Я опускаюсь на стул, стараясь выглядеть спокойным. Горбач тянет шею, весь воплощенное внимание к происходящему за десять рядов.
– А зачем? – шепчет он, не разжимая губ. – Какое это имеет значение?
– Ты был первым новичком, которому нам было велено помогать, – не успокаивается Черный. – Мы и так помогали друг другу, чем могли, кто больше, кто меньше. Но до тебя нам почему-то никогда не говорилось, что мы «должны» это делать.
– Черт, – говорю я, – он что, идиотом был?
При слове «идиот» Черного с Горбачом перекашивает. Горбач говорит: «Полегче, Сфинкс!» – а Черный молчит, но так выразительно, что я понимаю – мало того, что я любимчик, я – любимчик, не ценящий своего счастья и попирающий святое. Мне нужно время, чтобы справиться с комплексом Иосифа, стоящего поперек горла своим братьям, который эти двое умудрились мне навязать, и для того, чтобы осознать, что мерзкий белобрысый подросток, который помнится мне высоким, как башня, мускулистым и абсолютно не нуждающимся ни в чьей любви существом, был способен на муки ревности. Он и другие. Он и независимый одиночка Горбач. Он и, наверное, Пышка-Соломон, которого уже нет в Доме. Все они.
Мне нужно время, чтобы посмотреть на них издалека, понять, пожалеть и простить. Поэтому я растягиваю для себя это время, торможу его, стирая мысленно их портреты в альбоме детских воспоминаний, давая им возможность проявиться заново. Я понимаю, что здесь и сейчас времени на это не хватит, что это слишком долгая работа, которую не проделать за несколько минут.
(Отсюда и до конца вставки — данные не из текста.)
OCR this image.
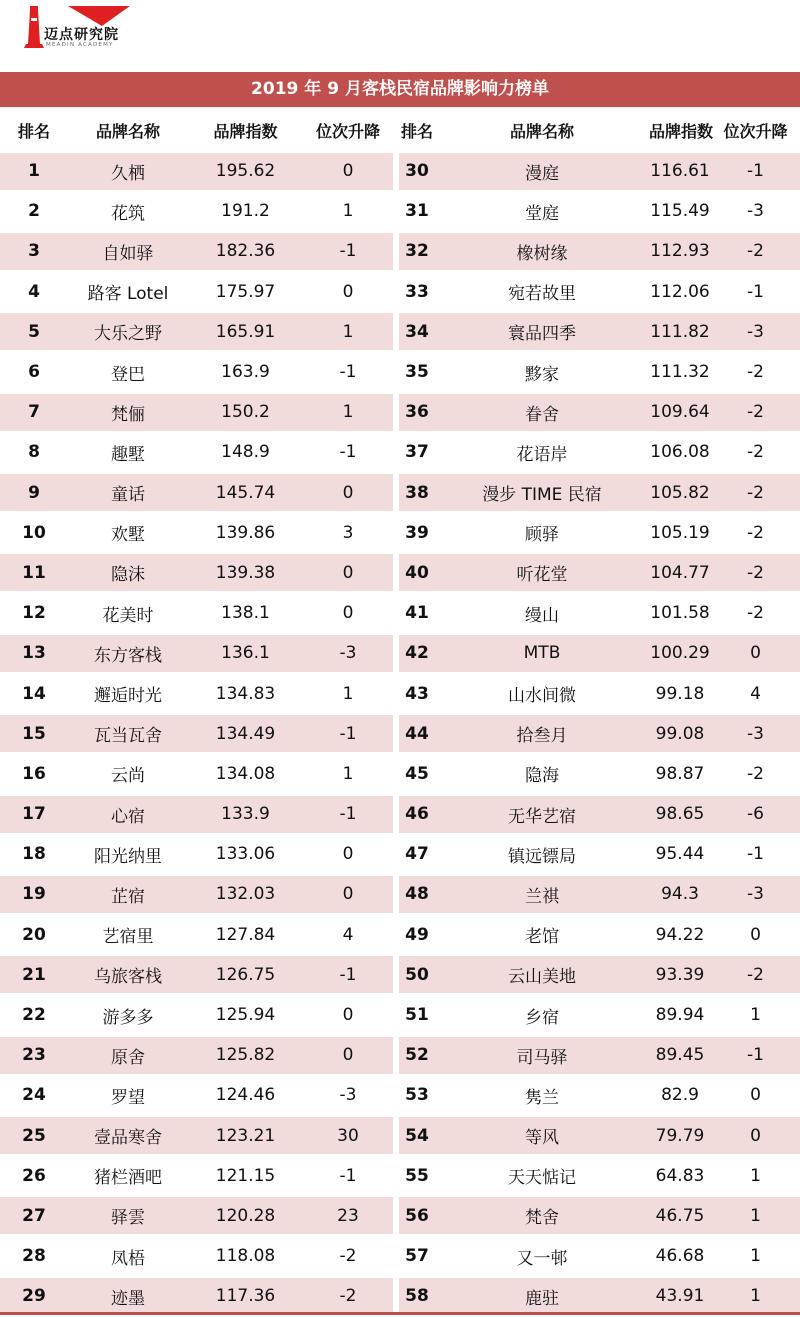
迈点研究院
MEADIN ACADEMY
2019 年 9 月客栈民宿品牌影响力榜单
排名	品牌名称	品牌指数	位次升降	排名	品牌名称	品牌指数 位次升降
1	久栖	195.62	0	30	漫庭	116.61	-1
2	花筑	191.2	1	31	堂庭	115.49	-3
3	自如驿	182.36	-1	32	橡树缘	112.93	-2
4	路客 Lotel	175.97	0	33	宛若故里	112.06	-1
5	大乐之野	165.91	1	34	寰品四季	111.82	-3
6	登巴	163.9	-1	35	黟家	111.32	-2
7	梵俪	150.2	1	36	眷舍	109.64	-2
8	趣墅	148.9	-1	37	花语岸	106.08	-2
9	童话	145.74	0	38	漫步 TIME 民宿	105.82	-2
10	欢墅	139.86	3	39	顾驿	105.19	-2
11	隐沫	139.38	0	40	听花堂	104.77	-2
12	花美时	138.1	0	41	缦山	101.58	-2
13	东方客栈	136.1	-3	42	MTB	100.29	0
14	邂逅时光	134.83	1	43	山水间微	99.18	4
15	瓦当瓦舍	134.49	-1	44	拾叁月	99.08	-3
16	云尚	134.08	1	45	隐海	98.87	-2
17	心宿	133.9	-1	46	无华艺宿	98.65	-6
18	阳光纳里	133.06	0	47	镇远镖局	95.44	-1
19	芷宿	132.03	0	48	兰祺	94.3	-3
20	艺宿里	127.84	4	49	老馆	94.22	0
21	乌旅客栈	126.75	-1	50	云山美地	93.39	-2
22	游多多	125.94	0	51	乡宿	89.94	1
23	原舍	125.82	0	52	司马驿	89.45	-1
24	罗望	124.46	-3	53	隽兰	82.9	0
25	壹品寒舍	123.21	30	54	等风	79.79	0
26	猪栏酒吧	121.15	-1	55	天天惦记	64.83	1
27	驿雲	120.28	23	56	梵舍	46.75	1
28	凤梧	118.08	-2	57	又一邨	46.68	1
29	迹墨	117.36	-2	58	鹿驻	43.91	1
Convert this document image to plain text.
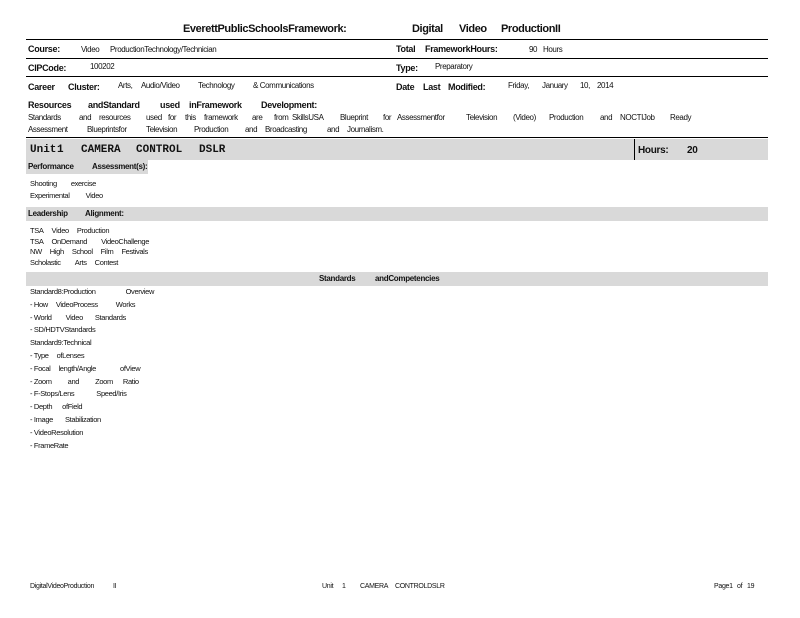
EverettPublicSchoolsFramework:	Digital Video ProductionII
Course:	Video ProductionTechnology/Technician	Total FrameworkHours:	90 Hours
CIPCode:	100202	Type: Preparatory
Career Cluster: Arts, Audio/Video Technology & Communications	Date Last Modified:	Friday, January 10, 2014
Resources andStandard used inFramework Development:
Standards and resources used for this framework are from SkillsUSA Blueprint for Assessmentfor	Television (Video) Production and NOCTIJob Ready
Assessment Blueprintsfor Television Production and Broadcasting	and Journalism.
Unit 1 CAMERA CONTROL DSLR	Hours: 20
Performance Assessment(s):
Shooting exercise
Experimental Video
Leadership Alignment:
TSA Video Production
TSA OnDemand VideoChallenge
NW High School Film Festivals
Scholastic Arts Contest
Standards andCompetencies
Standard8:Production	Overview
- How VideoProcess Works
- World Video Standards
- SD/HDTVStandards
Standard9:Technical
- Type ofLenses
- Focal length/Angle	ofView
- Zoom and Zoom Ratio
- F-Stops/Lens	Speed/Iris
- Depth ofField
- Image Stabilization
- VideoResolution
- FrameRate
DigitalVideoProduction	II	Unit 1 CAMERA CONTROLDSLR	Page1 of 19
Еще я понимаю, что только что обидел и Горбача, и Черного, и что мне повезло, что рядом сидели они, а не Слепой.
– Хорошую услугу оказал Лось своему любимчику, – пробую улыбнуться я. – Врагу не пожелаешь.
– Да брось ты, – морщится Горбач. – Оставь его в покое. Все это было давно, и давно закончилось. Смешно говорить об этом сейчас.
– Если бы закончилось, мы бы не говорили, – угрюмо возражает Черный. – Ты посмотри на Сфинкса – где там чего закончилось? По нему, так все еще только начинается. Бесится, как будто его только вчера отлупили. Любой из нас удавился бы за то, чтобы побыть на его месте. А он бесится!
Я как раз дохожу в перетряхивании наших детских портретов до Слепого и застываю в недоумении. Что такое ревность Слепого, мне приблизительно известно. Почему же я не видел ее проявлений тогда? Почему Черный, и даже Горбач, но не он?
– А Слепой присутствовал при том разговоре?
– Ох, господи! – Черный откидывается на спинку стула и скалит зубы. – Слепой! Насчет него можешь не беспокоиться. Богов не ревнуют. Это совершенно отдельная патология.
– Как-как ты сказал?
– Мы сейчас к чертям перессоримся, – тоскливо говорит Горбач. – Ладно вы, вам не привыкать, но я-то при чем? Давайте, я лучше отсяду.
Встряхиваю головой.
– Ты прав. Пора заканчивать с этим. Я отошел на свои несколько шагов и посмотрел оттуда. Спасибо, Черный. Это действительно полезно, хотя и несколько болезненно.
Дальше мы молчим.
Черный – мрачнее грозового облака, скрестив на груди лапищи, Горбач – взъерошенный и несчастный, как ворон, застигнутый врасплох птицеловом. Про себя мне думать не хочется, ни как я выгляжу ни на что похож.
Воспитательница Крестная зачитывает какое-то расписание. Мне требуется несколько минут, чтобы разобрать, о чем идет речь, и все это время я борюсь с настигающим меня образом Лося. Раз в полугодие на общих собраниях он стоял там же, где сейчас стоит Крестная, и, улыбаясь одними глазами, делал короткие объявления, примерно такие же, как те, какие сейчас делает она. О чьих-то успехах и отставаниях, об улучшениях состояния здоровья, об очередности проведения медосмотров. Только в отличие от Крестной его всегда слушали, что бы он ни говорил. Всем залом. Почти не дыша. Потому что он был Ловцом Детских Душ по призванию. Можно было вырасти и освободиться, но даже давно ушедшие в Наружность унесли на себе следы его прикосновений и взглядов, и, как я подозреваю, носят их до сих пор. Имел ли такой человек право на ошибку? Меньше всего он, за которым следило столько тоскливых и жадных глаз. Он не имел права на ошибки, на любимчиков и на смерть.
Крестная зачитывает список тех, кому назначены витаминные инъекции. Длиннейший список тех, чья худоба выходит за рамки приличий. На этом собрание заканчивается. Мимо нас, громыхая стульями, проходят и проезжают выходящие, на сцене драпируют кафедру и зачем-то расчехленный экран, зал пустеет, и мы остаемся одни.